Justice Verma : Toast of the season - Sensitivity versus insensitivity
- The Sangai Express Editorial :: February 05, 2013 -
Bouquets for Justice JS Verma and the Committee he headed. Not exactly brickbats for the Government, but no bouquets either.
In just 29 days the Justice JS Verma Commission has come out with a slew of recommendations which the Government has been sleeping on for decades.
In 29 days, the Commission has shown the sensitivity which successive Governments down the decades had failed to demonstrate.
In replacing the term 'rape' with 'sexual assault', the Justice JS Verma Commission has sought to do away with the term 'penile penetration' and this in effect should mean that the law recognises the sense of humiliation that any woman is subjected to when she is groped and subjected to sexual innuendos.
It should also neutralise the trend, wherein the onus to proof that a woman has been sexually molested or assaulted is left on the woman and should also go a long way in shielding women from uncomfortable questions raised by sleazy policemen.
Definitely heartening to see that the Commission has deemed it proper to expand the definition of sexual crimes against women, by including stalking, voyeurism, acid attacks, indecent gestures and inappropriate touching.
The sense of purpose with which Justice JS Verma went about in preparing the recommendations is unmistakable.
That the Verma Committee did not favour the death penalty for rapists is another matter, but the speed in which the recommendations were drafted and the sensitivity demonstrated is clearly path breaking.
While we reserve our opinion on whether death penalty should be awarded to rapists or not, the observation of the Committee may be seen against the backdrop of the international trend wherein many countries and States have done away with the death penalty.
The Justice JS Verma Commission is the toast of the country at the moment, but the same cannot be said of the Government.
While the Commission exhibited rare far sightedness and sensitivity in suggesting that security forces and policemen who commit sexual crimes against women should not be extended the immunity granted by the Armed Forces Special Powers Act, the Government has stone walled this suggestion.
Refusing to acknowledge that a rapist is a rapist and a rape is a rape.
Rape in the line of duty ? Much like saying that Delhi can decide whether a rape can be justified.
This in effect means that while a security personnel or a policeman who commits rape in parts of the country where the Army Act is not in force will be treated like any other rapists, the same will not hold true if women living in places where AFSPA has been enforced are raped.

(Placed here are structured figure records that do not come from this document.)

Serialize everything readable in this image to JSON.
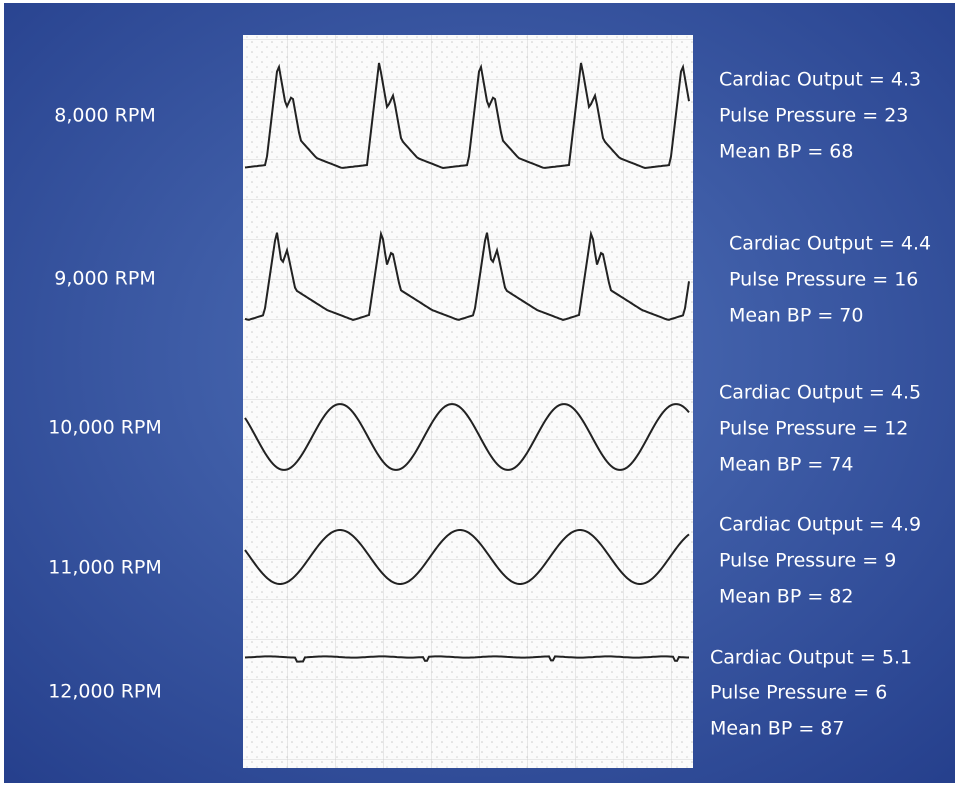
{
  "rows": [
    {
      "speed": "8,000 RPM",
      "lines": [
        "Cardiac Output = 4.3",
        "Pulse Pressure = 23",
        "Mean BP = 68"
      ]
    },
    {
      "speed": "9,000 RPM",
      "lines": [
        "Cardiac Output = 4.4",
        "Pulse Pressure = 16",
        "Mean BP = 70"
      ]
    },
    {
      "speed": "10,000 RPM",
      "lines": [
        "Cardiac Output = 4.5",
        "Pulse Pressure = 12",
        "Mean BP = 74"
      ]
    },
    {
      "speed": "11,000 RPM",
      "lines": [
        "Cardiac Output = 4.9",
        "Pulse Pressure = 9",
        "Mean BP = 82"
      ]
    },
    {
      "speed": "12,000 RPM",
      "lines": [
        "Cardiac Output = 5.1",
        "Pulse Pressure = 6",
        "Mean BP = 87"
      ]
    }
  ]
}
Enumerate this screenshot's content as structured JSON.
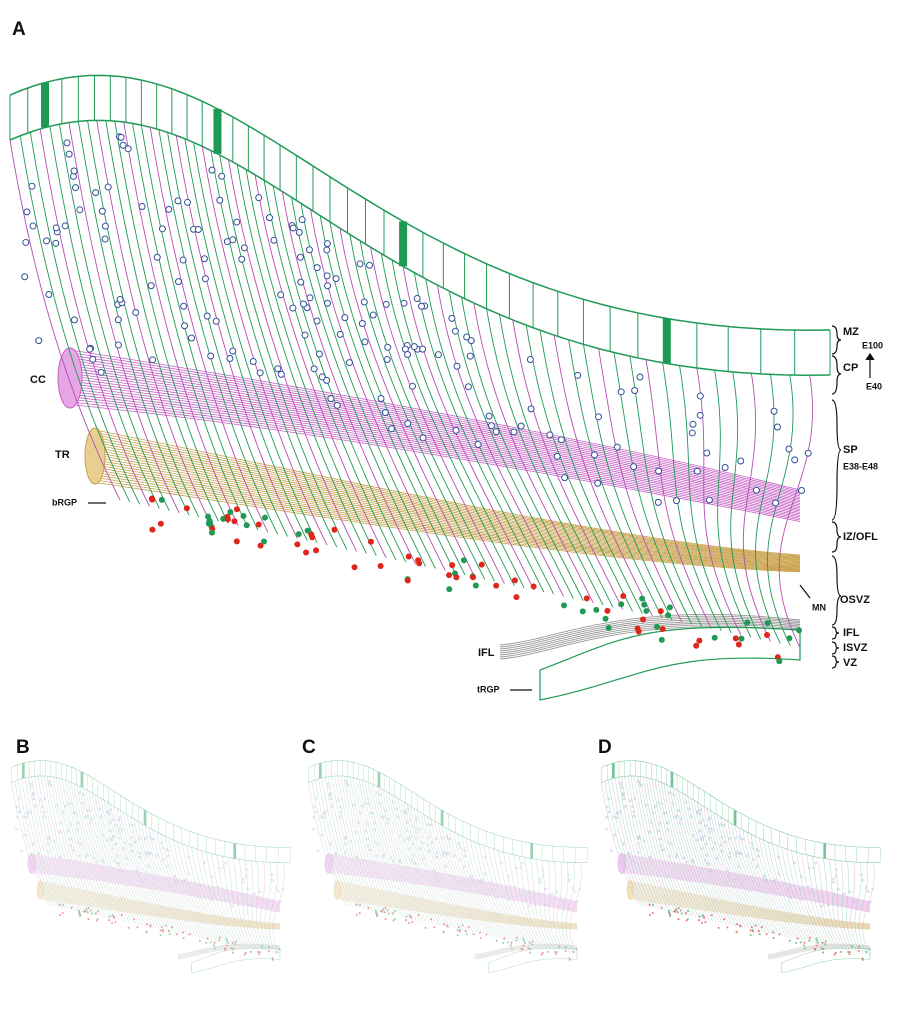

In other words this may amount to saying that women in the North East and Jammu and Kashmir can be raped by security personnel in the line of duty !
On second thoughts, the stoic refusal of the Government to entertain the recommendation of the Justice JS Verma Commission should not come as a shocker or a surprise, given the fact that AFSPA is nothing but a license given to the security personnel to shoot and kill merely on suspicion.
When everyone is a potential victim of this Act, why make an exception for women, who may be sexually molested, apparently is the argument put forward by the Government.